Sleeping Bag Bug


I first came across this most strange of creature, on my first stroll over the precipice that horse shoes around our little hilltop pueblo.

It was a long and dusty walk, one that would have been made easier had I not had the precondition not to ever turn around unless absolutely necessary.

Often, on days when there is a mild Poniente breeze, the sky is full of paragliders.

From a ledge that over looks the coastline from Trafalgar to Conil, hiking boot clad men and women untangle their lines.

With a quick twist tug and swivel, they then hurl themselves seaward, floating under their colourful airborn mattresses.


This particular evening they were pitching themselves off a higher ledge a few hundred metres away, so with the double attraction of exploring somewhere new, plus the need to kill the pangs of nicotine withdrawal, off I stroll.

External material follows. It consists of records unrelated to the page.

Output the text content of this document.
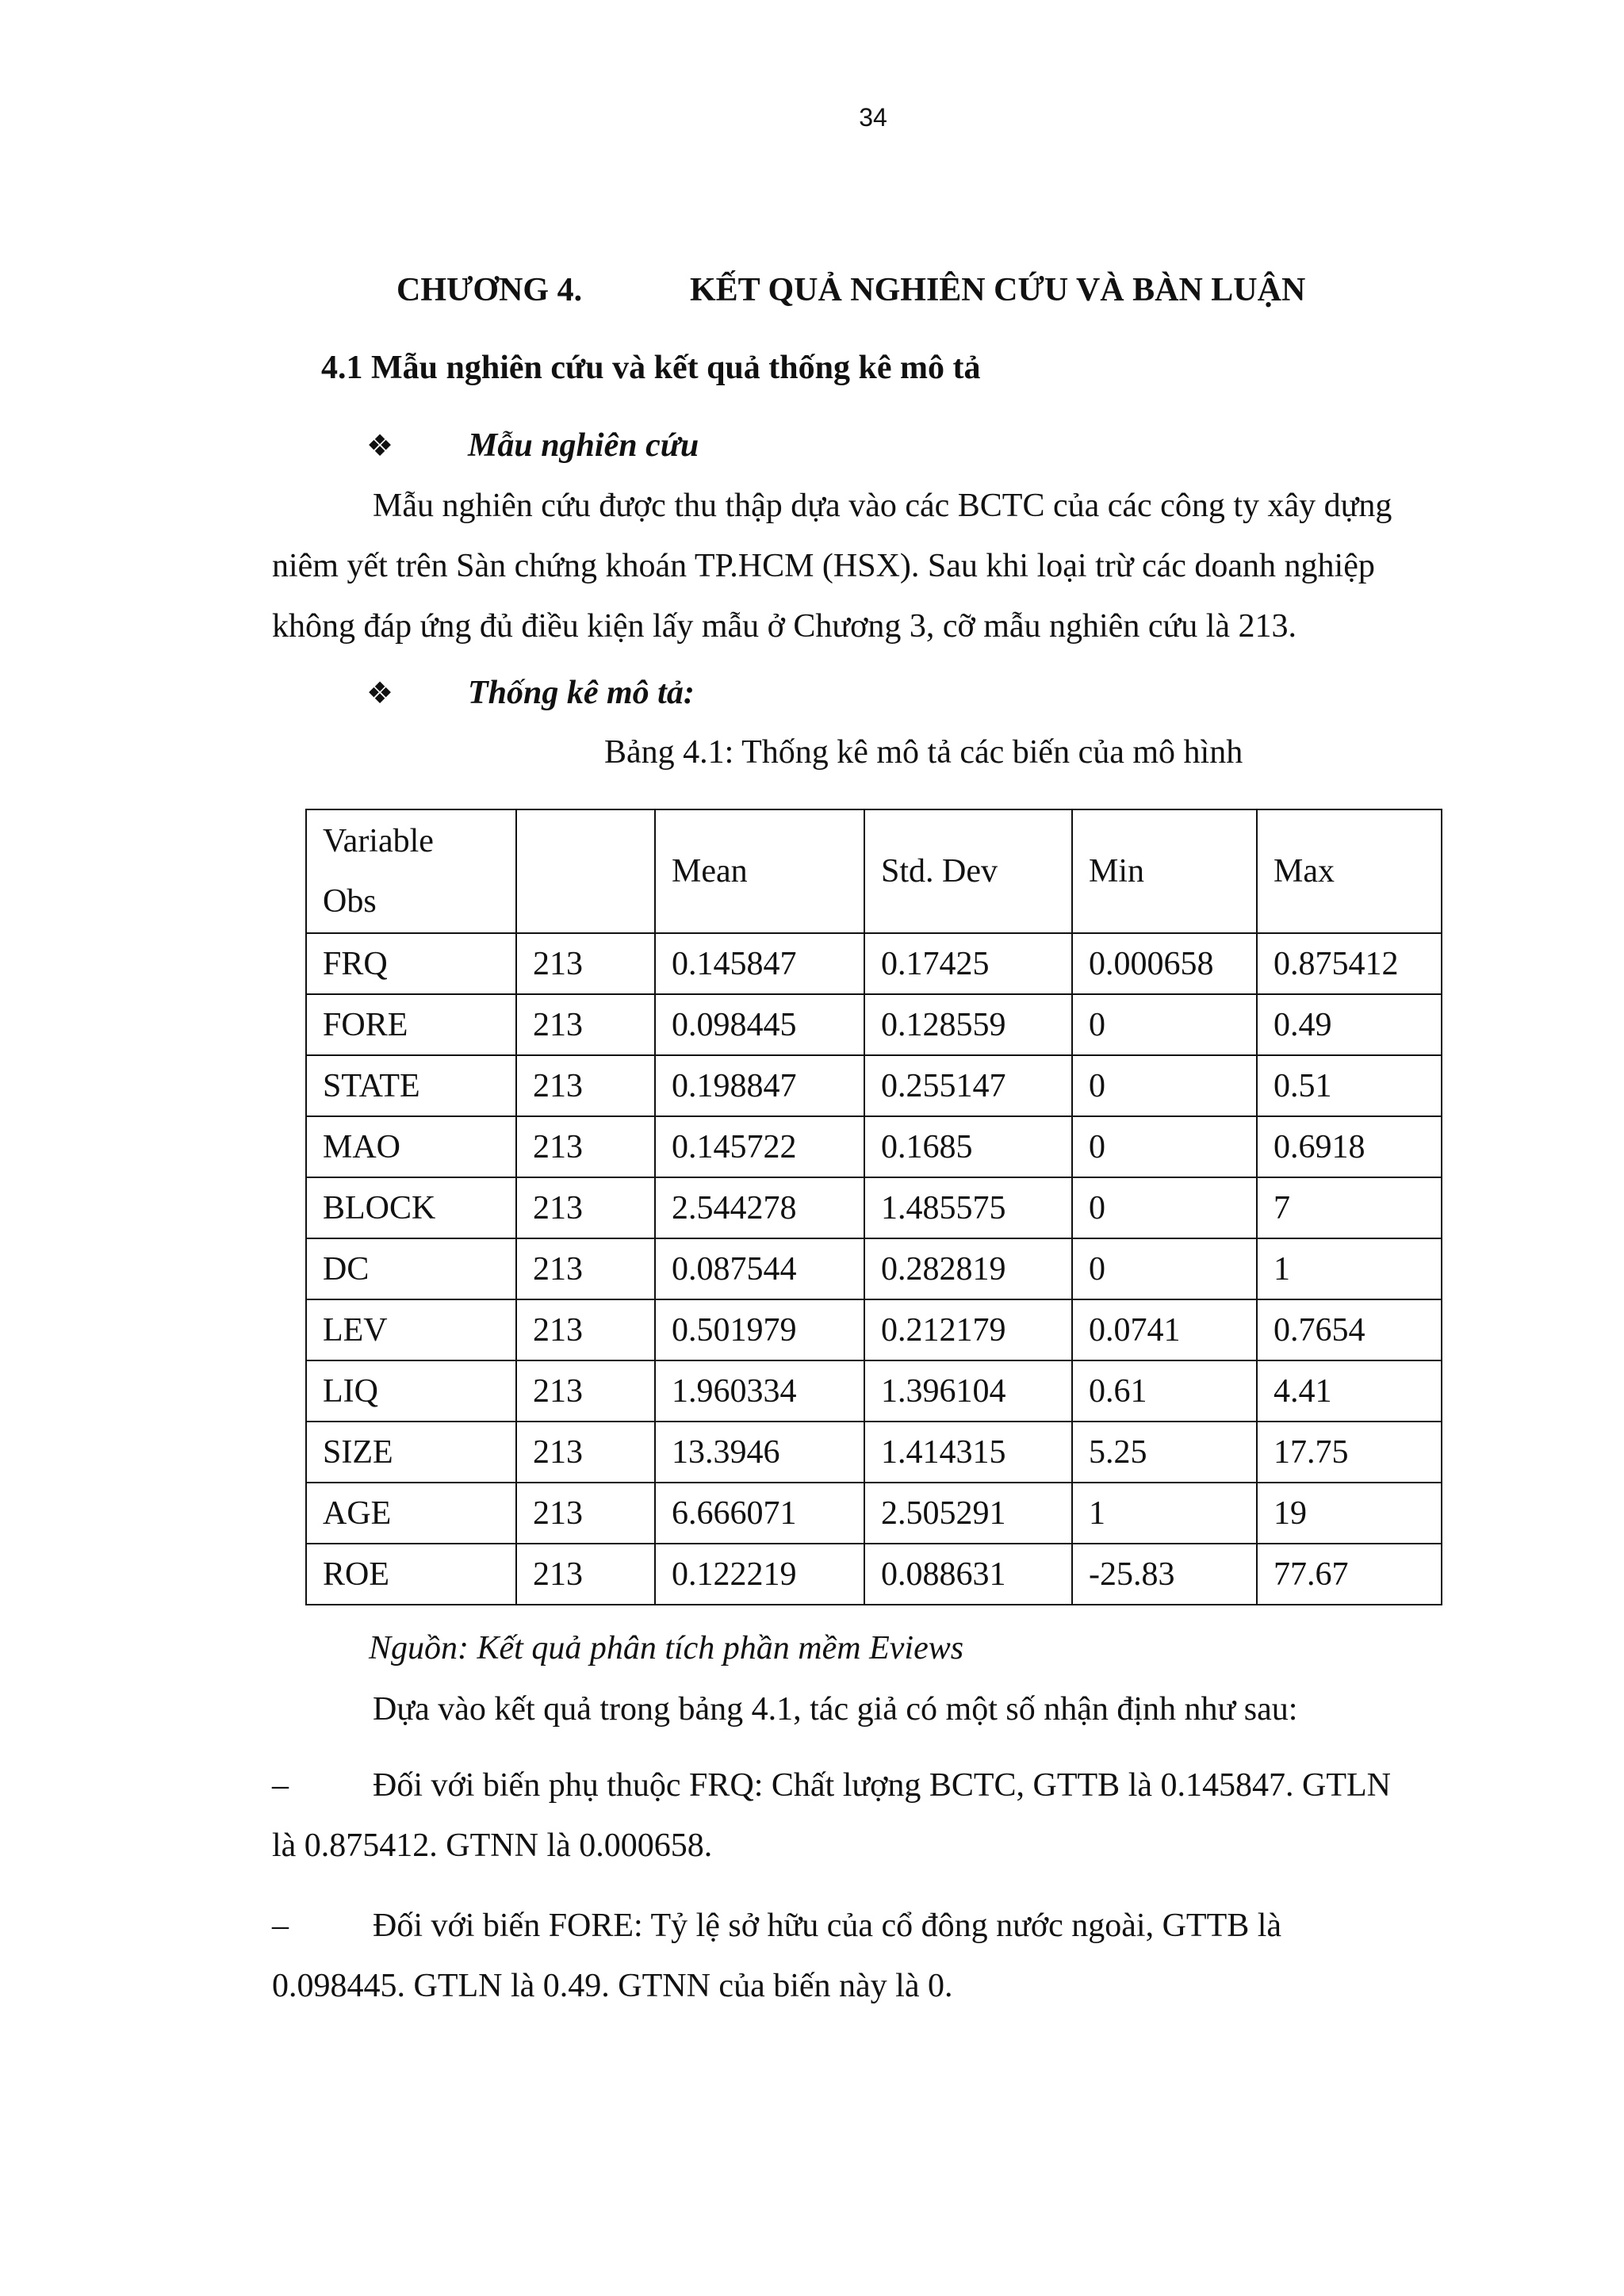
34
CHƯƠNG 4.	KẾT QUẢ NGHIÊN CỨU VÀ BÀN LUẬN
4.1 Mẫu nghiên cứu và kết quả thống kê mô tả
❖ Mẫu nghiên cứu
Mẫu nghiên cứu được thu thập dựa vào các BCTC của các công ty xây dựng
niêm yết trên Sàn chứng khoán TP.HCM (HSX). Sau khi loại trừ các doanh nghiệp
không đáp ứng đủ điều kiện lấy mẫu ở Chương 3, cỡ mẫu nghiên cứu là 213.
❖ Thống kê mô tả:
Bảng 4.1: Thống kê mô tả các biến của mô hình
Variable
Obs		Mean	Std. Dev	Min	Max
FRQ	213	0.145847	0.17425	0.000658	0.875412
FORE	213	0.098445	0.128559	0	0.49
STATE	213	0.198847	0.255147	0	0.51
MAO	213	0.145722	0.1685	0	0.6918
BLOCK	213	2.544278	1.485575	0	7
DC	213	0.087544	0.282819	0	1
LEV	213	0.501979	0.212179	0.0741	0.7654
LIQ	213	1.960334	1.396104	0.61	4.41
SIZE	213	13.3946	1.414315	5.25	17.75
AGE	213	6.666071	2.505291	1	19
ROE	213	0.122219	0.088631	-25.83	77.67
Nguồn: Kết quả phân tích phần mềm Eviews
Dựa vào kết quả trong bảng 4.1, tác giả có một số nhận định như sau:
–	Đối với biến phụ thuộc FRQ: Chất lượng BCTC, GTTB là 0.145847. GTLN
là 0.875412. GTNN là 0.000658.
–	Đối với biến FORE: Tỷ lệ sở hữu của cổ đông nước ngoài, GTTB là
0.098445. GTLN là 0.49. GTNN của biến này là 0.
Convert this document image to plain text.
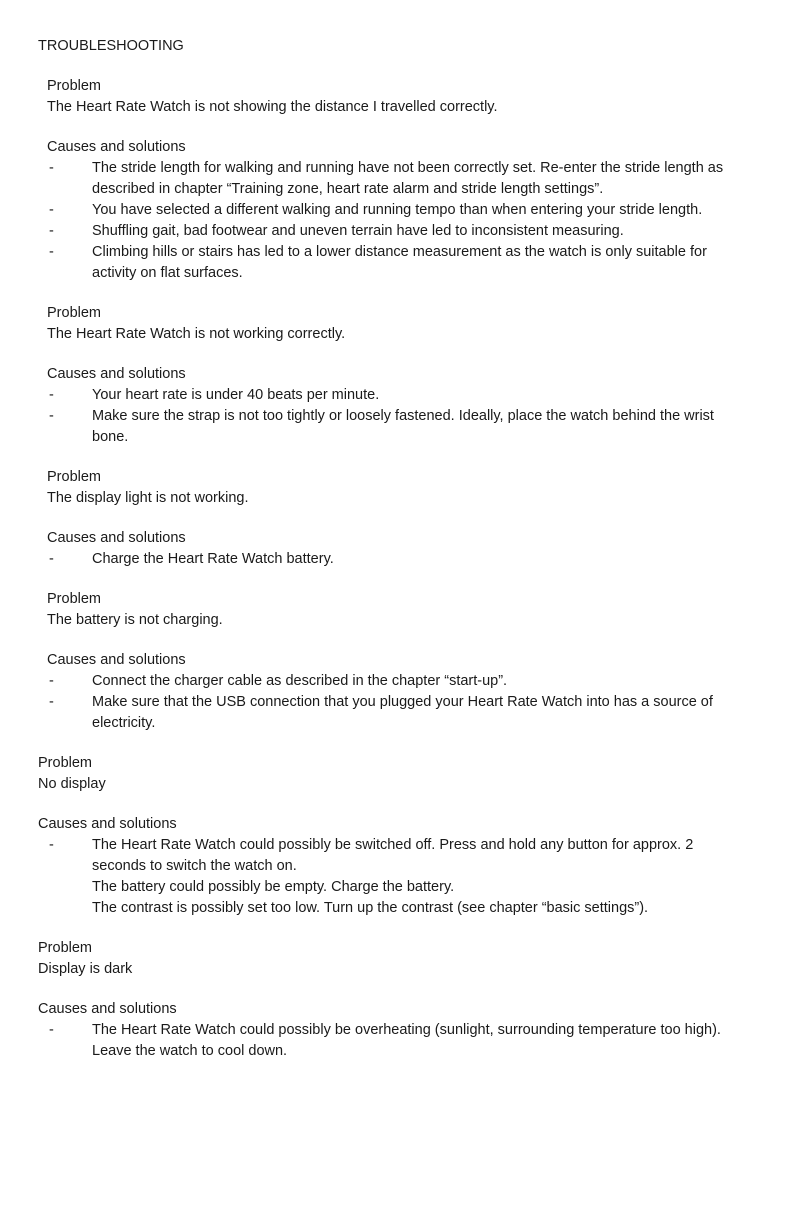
TROUBLESHOOTING
Problem
The Heart Rate Watch is not showing the distance I travelled correctly.
Causes and solutions
- The stride length for walking and running have not been correctly set. Re-enter the stride length as described in chapter “Training zone, heart rate alarm and stride length settings”.
- You have selected a different walking and running tempo than when entering your stride length.
- Shuffling gait, bad footwear and uneven terrain have led to inconsistent measuring.
- Climbing hills or stairs has led to a lower distance measurement as the watch is only suitable for activity on flat surfaces.
Problem
The Heart Rate Watch is not working correctly.
Causes and solutions
- Your heart rate is under 40 beats per minute.
- Make sure the strap is not too tightly or loosely fastened. Ideally, place the watch behind the wrist bone.
Problem
The display light is not working.
Causes and solutions
- Charge the Heart Rate Watch battery.
Problem
The battery is not charging.
Causes and solutions
- Connect the charger cable as described in the chapter “start-up”.
- Make sure that the USB connection that you plugged your Heart Rate Watch into has a source of electricity.
Problem
No display
Causes and solutions
- The Heart Rate Watch could possibly be switched off. Press and hold any button for approx. 2 seconds to switch the watch on.
The battery could possibly be empty. Charge the battery.
The contrast is possibly set too low. Turn up the contrast (see chapter “basic settings”).
Problem
Display is dark
Causes and solutions
- The Heart Rate Watch could possibly be overheating (sunlight, surrounding temperature too high). Leave the watch to cool down.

Before reaching the second launch pad, I notice a small path. Barely wide enough for a car it heads downwards away from where the rebel flyers ware launching.

Like there was a strange power pulling me I snake around the first bends and then stop. I realise I am doing something quite out of my comfort zone, so I stand for a moment just breathing it all in.

To my left I gaze at the unfamiliar wall of arid foliage and budding cacti, to the right the verdant escarpment rustling with the early evening breeze.


The air, warm and dry with a distinct mix of animal and plant aromas, rising to support the floating pilots.

Well put it this way, I have never really bonded with dogs. Maybe its the years delivering newspapers. I don’t know, but the sight of four Alsatian guard dogs nearly made me break my habit of never turning round a distinct possibility. 

Their silence was probably the most frightening aspect as the prowled the fencing and large gates marked with something about guard dogs in Spanish. There must be some hell of a property up that slope, and I certainly had yet to be invited to view. 

So sliding gingerly past on the steep crumbly slope, praying there was no break in the fence, I slipped, and immediately triggered a bark.

It was a yappy noise and strange coming from such a big dog, but then noticed its origin, a small scruffy terrier type of beast favoured by the locals in the Campo.

Now I was not enjoying this. Exactly the kind of rural terrorism I hate.


The scuffing on my palm stung. I really should think about the correct footwear for such a trip into the wild.

Walking, ever since my knees swelled up at school and was told I had something called housemaids knee, has not exactly been my favoured mode.

Sweating, which I was now excelling in, really had me thinking about the logic of this torture, but I mustered up enough to carry on.

It was a downward trajectory into the ever encroaching greenery. 


So what has all this got to do with a strange 3 cm long ant like insect that looks like its wearing a sleeping bag, I hear you, and ask myself?

Fast forward to the bottom of the slope.

I look down and ponder the strange sight of what looks like couples.  Bright orange dashes on otherwise black and extremely unwieldy creatures.


Its all about the baggage. They with their sleeping bag like bodies full of stuff, and me with my years of it all culminating in a joint moment of silent pondering.


Did I want to continue to fill up my emotional space with even more crap and end up with a giant sack on my back? 

May as well stick me in a bright orange reflective gilet with a warning sign on the back.


Well as it happened, the walk in the Campo only got worse. More savage dogs barking and slavering at probably the only fool to venture solo down these paths in a long while, no doubt sensing the flavour of milk fed urbanite.

At one point I thought I was going down a tunnel to an uncertain encounter as the undergrowth completely wrapped itself overhead only to eventually emerge at a small clearing by a well.


Walking in the country often reminds me of death, clearly a bad preset etched into my psyche from early days in the Surrey woodlands.

I will be doing more of it, and even finally grow to like all those itchy little creatures, stumpy horses, lumbering cows and maybe the odd dog.